我正在用一个带有selenium chrome web驱动程序的动态网站上搜索scrapy蜘蛛。但最近我发现我的蜘蛛开始被网站阻止。当我运行代码进行代码测试和调试时,我的代码只下载了一两页。打印的页面源如下:
<!DOCTYPE html><html xmlns="http://www.w3.org/1999/xhtml"><head>
<meta name="ROBOTS" content="NOINDEX, NOFOLLOW" />
<meta http-equiv="cache-control" content="max-age=0" />
<meta http-equiv="cache-control" content="no-cache" />
<meta http-equiv="expires" content="0" />
<meta http-equiv="expires" content="Tue, 01 Jan 1980 1:00:00 GMT" />
<meta http-equiv="pragma" content="no-cache" />
<meta http-equiv="refresh" content="10; url=/distil_r_captcha.html?requestId=73bf85fe-a3e7-4dc8-9284-1605c4cd82f3&httpReferrer=%2Fmyytavat-uudisasunnot%3FcardType%3D100%26locations%3D%255B%2522helsinki%2522%255D%26newDevelopment%3D1%26buildingType%255B%255D%3D1%26buildingType%255B%255D%3D256%26pagination%3D1" />
<script type="text/javascript">
(function(window){
try {
if (typeof sessionStorage !== 'undefined'){
sessionStorage.setItem('distil_referrer', document.referrer);
}
} catch (e){}
})(window);
</script>
<script type="text/javascript" src="/dstlsnm.js" defer=""></script><style type="text/css">#d__fFH{position:absolute;top:-5000px;left:-5000px}#d__fF{font-family:serif;font-size:200px;}#dfdretxfwc{display:none!important}</style></head>
<body>
<div id="distilIdentificationBlock"> </div>
<div id="d__fFH" style="position: absolute; top: -5000px; left: -5000px;"><object id="d_dlg" classid="clsid:3050f819-98b5-11cf-bb82-00aa00bdce0b" width="0px" height="0px"></object><span id="d__fF" style="font-family: Courier, serif; font-size: 72px; ">The quick brown fox jumps over the lazy dog.</span></div></body></html>
当我的蜘蛛被阻挡时,我能够浏览网页,这是有线的。

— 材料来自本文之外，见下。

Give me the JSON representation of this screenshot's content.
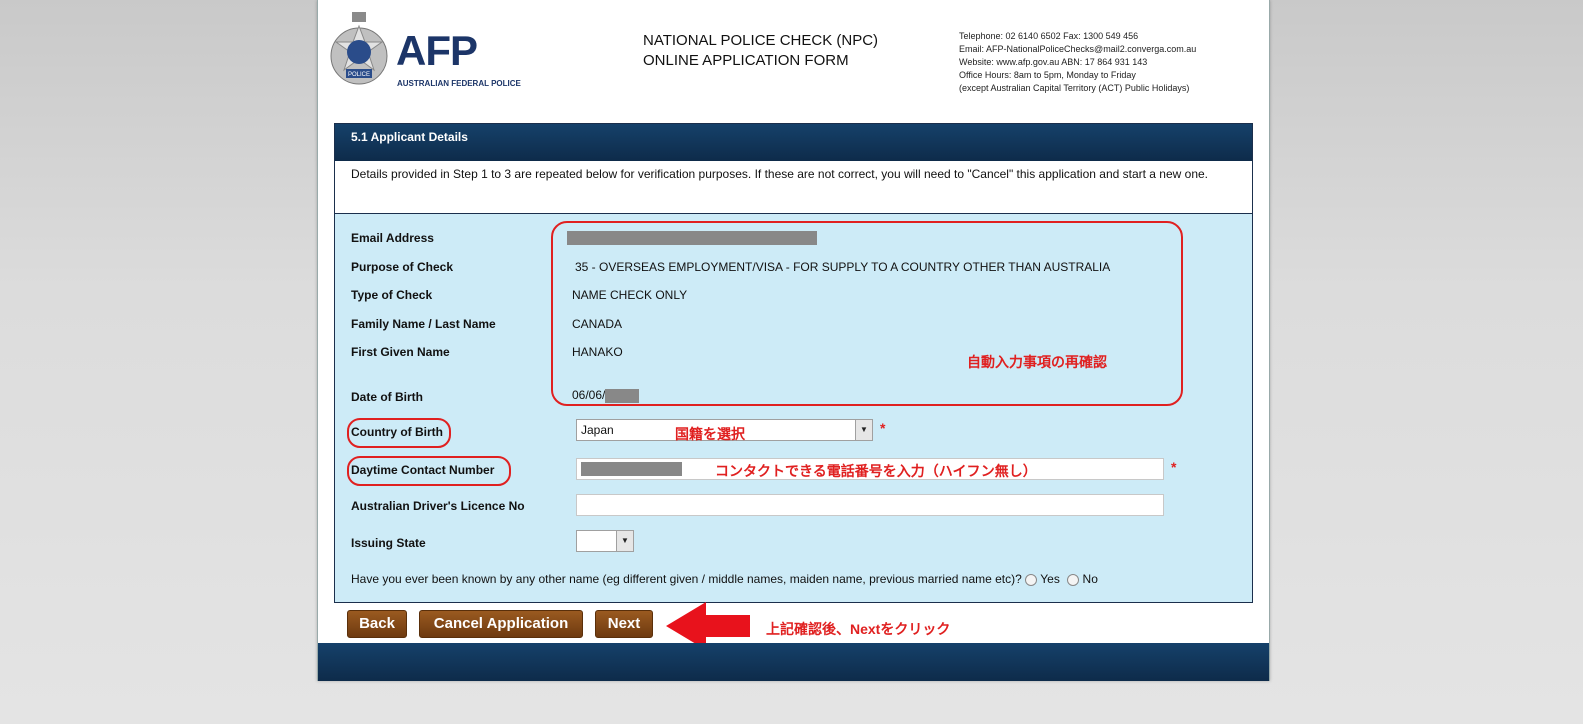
{
  "header": {
    "logo_text": "AFP",
    "logo_subtitle": "AUSTRALIAN FEDERAL POLICE",
    "crest_label": "POLICE",
    "form_title_line1": "NATIONAL POLICE CHECK (NPC)",
    "form_title_line2": "ONLINE APPLICATION FORM",
    "contact_line1": "Telephone: 02 6140 6502   Fax: 1300 549 456",
    "contact_line2": "Email: AFP-NationalPoliceChecks@mail2.converga.com.au",
    "contact_line3": "Website: www.afp.gov.au    ABN: 17 864 931 143",
    "contact_line4": "Office Hours: 8am to 5pm, Monday to Friday",
    "contact_line5": "(except Australian Capital Territory (ACT) Public Holidays)"
  },
  "panel": {
    "title": "5.1 Applicant Details",
    "intro": "Details provided in Step 1 to 3 are repeated below for verification purposes. If these are not correct, you will need to \"Cancel\" this application and start a new one."
  },
  "fields": {
    "email_label": "Email Address",
    "purpose_label": "Purpose of Check",
    "purpose_value": "35 - OVERSEAS EMPLOYMENT/VISA - FOR SUPPLY TO A COUNTRY OTHER THAN AUSTRALIA",
    "type_label": "Type of Check",
    "type_value": "NAME CHECK ONLY",
    "family_label": "Family Name / Last Name",
    "family_value": "CANADA",
    "given_label": "First Given Name",
    "given_value": "HANAKO",
    "dob_label": "Date of Birth",
    "dob_value": "06/06/",
    "country_label": "Country of Birth",
    "country_value": "Japan",
    "phone_label": "Daytime Contact Number",
    "licence_label": "Australian Driver's Licence No",
    "state_label": "Issuing State",
    "state_value": "",
    "othername_question": "Have you ever been known by any other name (eg different given / middle names, maiden name, previous married name etc)?",
    "yes_label": "Yes",
    "no_label": "No",
    "required_mark": "*"
  },
  "annotations": {
    "auto_confirm": "自動入力事項の再確認",
    "select_country": "国籍を選択",
    "enter_phone": "コンタクトできる電話番号を入力（ハイフン無し）",
    "click_next": "上記確認後、Nextをクリック"
  },
  "buttons": {
    "back": "Back",
    "cancel": "Cancel Application",
    "next": "Next"
  },
  "colors": {
    "header_bar": "#15416a",
    "panel_bg": "#cdebf7",
    "button_brown": "#8a4c18",
    "annotation_red": "#e02020",
    "logo_blue": "#1c3568"
  }
}
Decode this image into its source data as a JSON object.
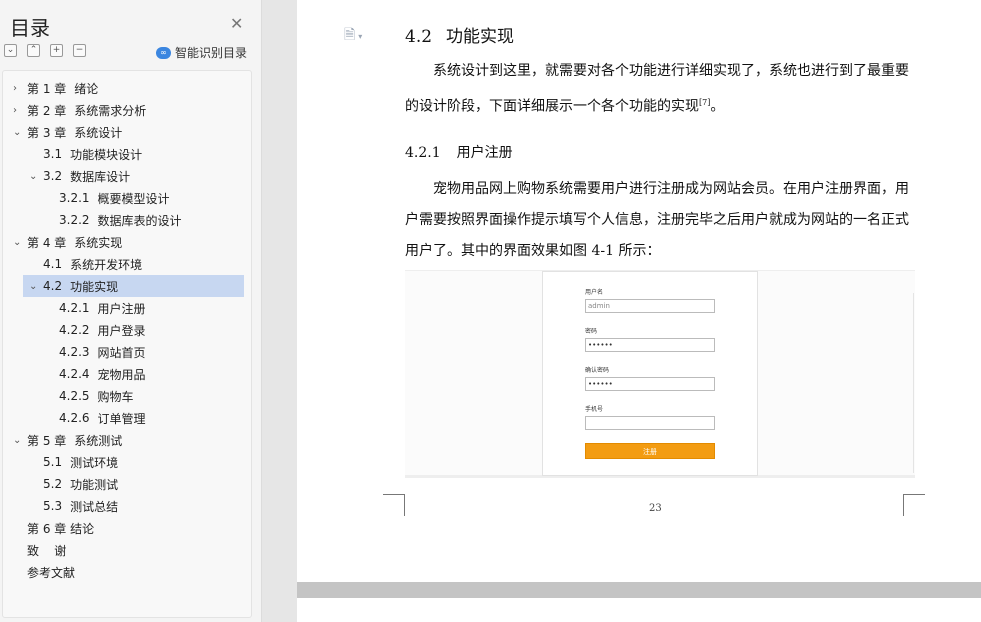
{
  "sidebar": {
    "title": "目录",
    "close_icon": "close-icon",
    "tools": [
      "collapse-all-icon",
      "expand-level-icon",
      "add-icon",
      "remove-icon"
    ],
    "smart_label": "智能识别目录",
    "items": [
      {
        "num": "第 1 章",
        "label": "绪论"
      },
      {
        "num": "第 2 章",
        "label": "系统需求分析"
      },
      {
        "num": "第 3 章",
        "label": "系统设计"
      },
      {
        "num": "3.1",
        "label": "功能模块设计"
      },
      {
        "num": "3.2",
        "label": "数据库设计"
      },
      {
        "num": "3.2.1",
        "label": "概要模型设计"
      },
      {
        "num": "3.2.2",
        "label": "数据库表的设计"
      },
      {
        "num": "第 4 章",
        "label": "系统实现"
      },
      {
        "num": "4.1",
        "label": "系统开发环境"
      },
      {
        "num": "4.2",
        "label": "功能实现"
      },
      {
        "num": "4.2.1",
        "label": "用户注册"
      },
      {
        "num": "4.2.2",
        "label": "用户登录"
      },
      {
        "num": "4.2.3",
        "label": "网站首页"
      },
      {
        "num": "4.2.4",
        "label": "宠物用品"
      },
      {
        "num": "4.2.5",
        "label": "购物车"
      },
      {
        "num": "4.2.6",
        "label": "订单管理"
      },
      {
        "num": "第 5 章",
        "label": "系统测试"
      },
      {
        "num": "5.1",
        "label": "测试环境"
      },
      {
        "num": "5.2",
        "label": "功能测试"
      },
      {
        "num": "5.3",
        "label": "测试总结"
      },
      {
        "num": "",
        "label": "第 6 章  结论"
      },
      {
        "num": "",
        "label": "致    谢"
      },
      {
        "num": "",
        "label": "参考文献"
      }
    ]
  },
  "document": {
    "section_num": "4.2",
    "section_title": "功能实现",
    "para1_a": "系统设计到这里，就需要对各个功能进行详细实现了，系统也进行到了最重要的设计阶段，下面详细展示一个各个功能的实现",
    "para1_ref": "[7]",
    "para1_b": "。",
    "sub_num": "4.2.1",
    "sub_title": "用户注册",
    "para2": "宠物用品网上购物系统需要用户进行注册成为网站会员。在用户注册界面，用户需要按照界面操作提示填写个人信息，注册完毕之后用户就成为网站的一名正式用户了。其中的界面效果如图 4-1 所示：",
    "figure": {
      "username_label": "用户名",
      "username_value": "admin",
      "password_label": "密码",
      "password_value": "••••••",
      "confirm_label": "确认密码",
      "confirm_value": "••••••",
      "phone_label": "手机号",
      "phone_value": "",
      "submit_label": "注册",
      "button_color": "#f39c12"
    },
    "page_number": "23"
  }
}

蜘蛛被阻止大约十五分钟,它能够再次下载页面源。
我尝试做的是添加用户代理,如下所示:
chromeOptions.add_argument('--user-agent=Mozilla/5.0 (Macintosh; Intel Mac OS X 10_10_1) AppleWebKit/537.36 (KHTML, like Gecko) Chrome/39.0.2171.95 Safari/537.36')
self.driver = webdriver.Chrome(executable_path=chrome_driver, chrome_options=chromeOptions)
但它似乎无法克服这个问题(但我仍然不理解它的意义,因为selenium使用chrome访问网页源,应该有&#39 ; user-agent&#39;参数在其默认设置中)。任何关于Web服务器如何识别我的蜘蛛而不下载大量页面的建议?